American students vary wildly in college preparedness when it comes to math. In some cases it's because they got shafted by school systems that didn't offer much. In other cases it's because there just wasn't interest.
There were people in my high school who stopped at Algebra II (the bare minimum to graduate in my district, equivalent to three years of high school math) and those who went all the way on to AP calculus or statistics. There's not necessarily anything wrong with this: if you want to be an artist or musician you don't really need to be able to work complicated math problems. Although, it has been my observation that many music majors are mathematically inclined and like to take computer science or math-related minors as fallback options in case they can't land a position after they graduate.
My undergraduate background was a dual major in electronics engineering (with computer engineering and RF/signal processing systems concentrations) and applied physics.
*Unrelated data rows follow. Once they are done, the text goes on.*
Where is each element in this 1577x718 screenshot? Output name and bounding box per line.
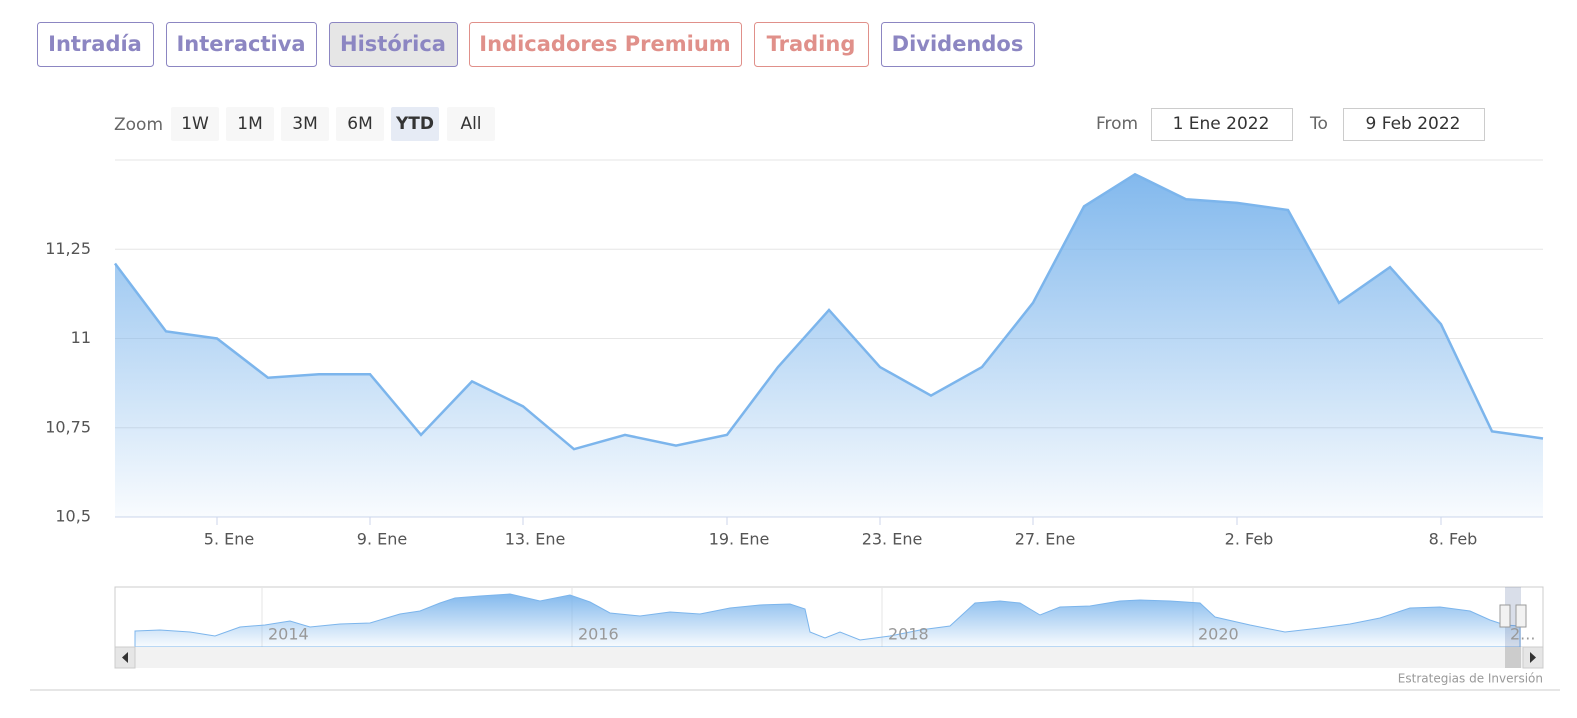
zoom-label: Zoom [114, 115, 163, 135]
y-tick-label: 11,25 [45, 239, 91, 258]
navigator-mask [1505, 587, 1521, 647]
zoom-button-label: YTD [395, 114, 434, 134]
zoom-button[interactable] [281, 107, 329, 141]
scrollbar[interactable] [115, 647, 1543, 668]
x-tick-label: 19. Ene [709, 530, 770, 549]
x-tick-label: 27. Ene [1015, 530, 1076, 549]
zoom-button-label: All [460, 114, 481, 134]
zoom-button[interactable] [226, 107, 274, 141]
navigator-label: 2... [1510, 625, 1535, 644]
zoom-button[interactable] [447, 107, 495, 141]
to-label: To [1309, 114, 1328, 134]
x-tick-label: 23. Ene [862, 530, 923, 549]
tab[interactable] [329, 22, 458, 67]
x-tick-label: 2. Feb [1225, 530, 1274, 549]
scroll-right-arrow [1530, 652, 1536, 663]
navigator-handle[interactable] [1515, 604, 1527, 628]
x-tick-label: 5. Ene [204, 530, 254, 549]
navigator-label: 2020 [1198, 625, 1239, 644]
from-label: From [1096, 114, 1138, 134]
tab[interactable] [166, 22, 317, 67]
navigator-label: 2016 [578, 625, 619, 644]
tab-label: Interactiva [176, 32, 305, 56]
scrollbar-thumb[interactable] [1505, 647, 1521, 668]
area [115, 174, 1543, 517]
navigator-series [134, 593, 1521, 648]
tab-label: Intradía [48, 32, 142, 56]
tab-label: Histórica [340, 32, 446, 56]
zoom-button[interactable] [171, 107, 219, 141]
zoom-button[interactable] [336, 107, 384, 141]
zoom-button-label: 1W [181, 114, 209, 134]
tab[interactable] [754, 22, 869, 67]
credits[interactable]: Estrategias de Inversión [1398, 672, 1543, 686]
from-value: 1 Ene 2022 [1173, 114, 1270, 134]
zoom-button-label: 3M [292, 114, 317, 134]
navigator-label: 2018 [888, 625, 929, 644]
navigator [114, 586, 1544, 669]
navigator-handle[interactable] [1499, 604, 1511, 628]
to-value: 9 Feb 2022 [1366, 114, 1461, 134]
y-tick-label: 10,75 [45, 417, 91, 436]
x-tick-label: 13. Ene [505, 530, 566, 549]
from-input[interactable] [1151, 108, 1293, 141]
navigator-label: 2014 [268, 625, 309, 644]
zoom-button-label: 1M [237, 114, 262, 134]
tab-label: Trading [767, 32, 856, 56]
tab-label: Dividendos [892, 32, 1024, 56]
x-tick-label: 8. Feb [1429, 530, 1478, 549]
y-tick-label: 11 [71, 328, 91, 347]
y-tick-label: 10,5 [55, 507, 91, 526]
zoom-button[interactable] [391, 107, 439, 141]
tab[interactable] [881, 22, 1035, 67]
line [114, 172, 1544, 451]
x-tick-label: 9. Ene [357, 530, 407, 549]
tab[interactable] [37, 22, 154, 67]
scroll-left-arrow [122, 652, 128, 663]
tab[interactable] [469, 22, 742, 67]
to-input[interactable] [1343, 108, 1485, 141]
tab-label: Indicadores Premium [479, 32, 730, 56]
zoom-button-label: 6M [347, 114, 372, 134]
So yes, I had a shit ton of math. The emphasis was especially on the calculus up to partial differential equations, linear algebra, vector calculus, logic, a little bit of stats and number theory, and discrete mathematics. I didn't do that much in proofs, geometry, statistics (although in retrospect I really should have done more stats beyond stats 1 since not having much stats closed a few doors in terms of science graduate programs, sadly), or topology.
Math, like many other sciences, is one of those things that you'll spend most of your education hating, and then it suddenly gets really interesting about halfway through college when you break out of the bubble of prerequisites and into things that real mathematicians actually do.